One image. That was all it took. A stone lady lying beside a stone lord.
Her hands folded in prayer. Her gown falling in carved folds from narrow shoulders.
Her face worn soft by centuries, but enough remained.
A pointed chin. A small mouth tilted as if she were privately amused.
Hair carved loose beneath the veil, spilling in waves over the pillow beneath her head.
And on the inscription, newly cleaned by some cheerful conservation volunteer who had no idea what kind of wrecking ball she had taken to Bree’s life, were the words:
AMELIA, LADY ASHCOMBE
BELOVED WIFE OF THOMAS, LORD ASHCOMBE
Bree and Linda had booked their flights that night.
Now they stood before the effigy. The stone couple lay beneath an arched recess in the north wall.
The lord was broad-shouldered even in death, carved in mail with a sword along one side.
His face hadn’t survived as well as hers, but enough remained to suggest a stern brow, a strong jaw, and very good hair.
Beside him, the lady’s stone hand rested near his. Not touching. Almost.
Linda stepped forward. Amelia’s mother was not a woman who fell apart.

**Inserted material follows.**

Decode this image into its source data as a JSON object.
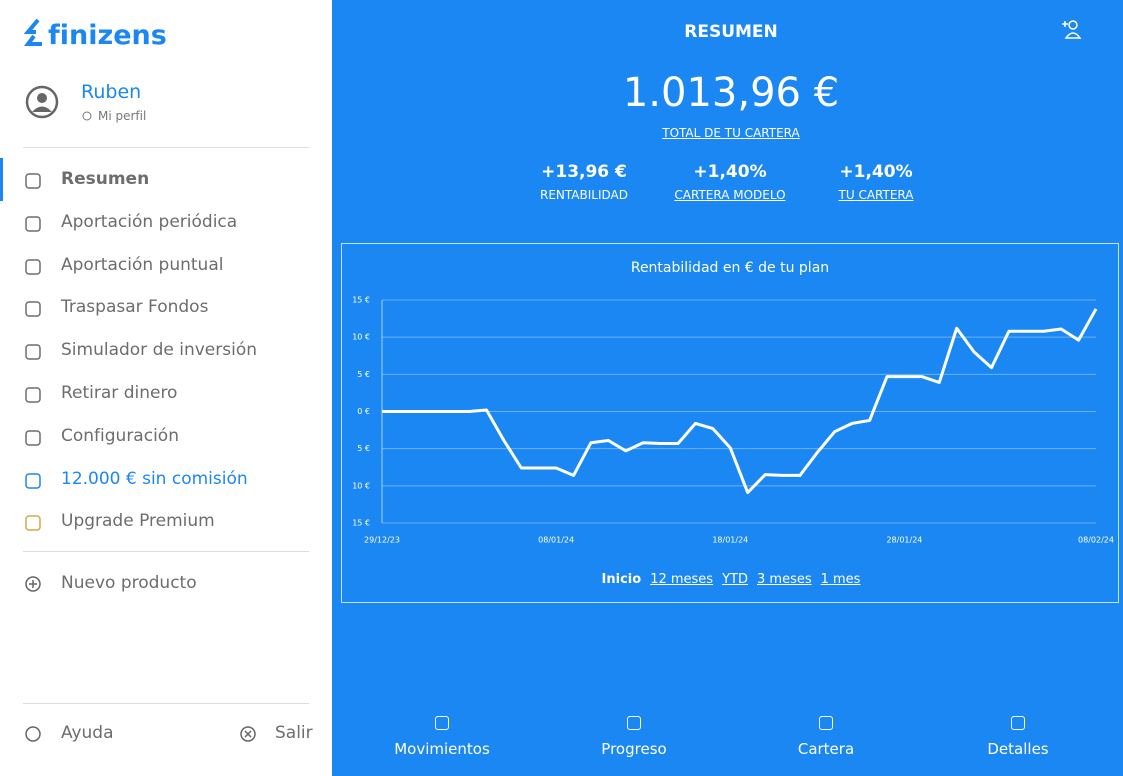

She was compact, with silver-brown hair cut to her chin, a cardigan buttoned wrong because her hands had trembled in the hotel that morning, and sneakers still damp from the walk across the bailey.
She had spent the last year folding grief into tasks.
Calls to detectives, embassies, hospitals.
Calls to Bree when neither of them could sleep and there was nothing new to say, so they said nothing together.
Now she reached out, then stopped before her fingers touched the stone.
Museum rules.
Amelia would have approved.
“She hated being late,” Linda said.
Bree gave a watery laugh.
“She was always ten minutes early,” Linda continued, staring at the carved face. “For school. For work. Even Thanksgiving. She’d stand in my kitchen with the rolls in one hand and a schedule in the other, telling me when the turkey needed to come out.”
“She made me a wedding timeline,” Bree said. “For a wedding I planned in a week.”
“She would.”
“It was color-coded.”
“Of course it was.”
“There should’ve been a lavender tab for emotional emergencies.”
Linda’s mouth trembled, but the tears didn’t fall.
She looked at the inscription again.
“Somehow, she fell through time,” Linda whispered.
Bree turned to her.
Linda pressed one hand to her chest. “I know what it sounds like. I know missing persons cases don’t end with medieval effigies. I know all of that.”
“I know too,” Bree said.
Linda looked at the stone lady.
“But that’s my girl.”
The words opened something in the chapel.
Nothing moved. No choir of angels, no beam of sunlight, because England in November did not have a strong grasp of theatrical timing. But Bree felt it.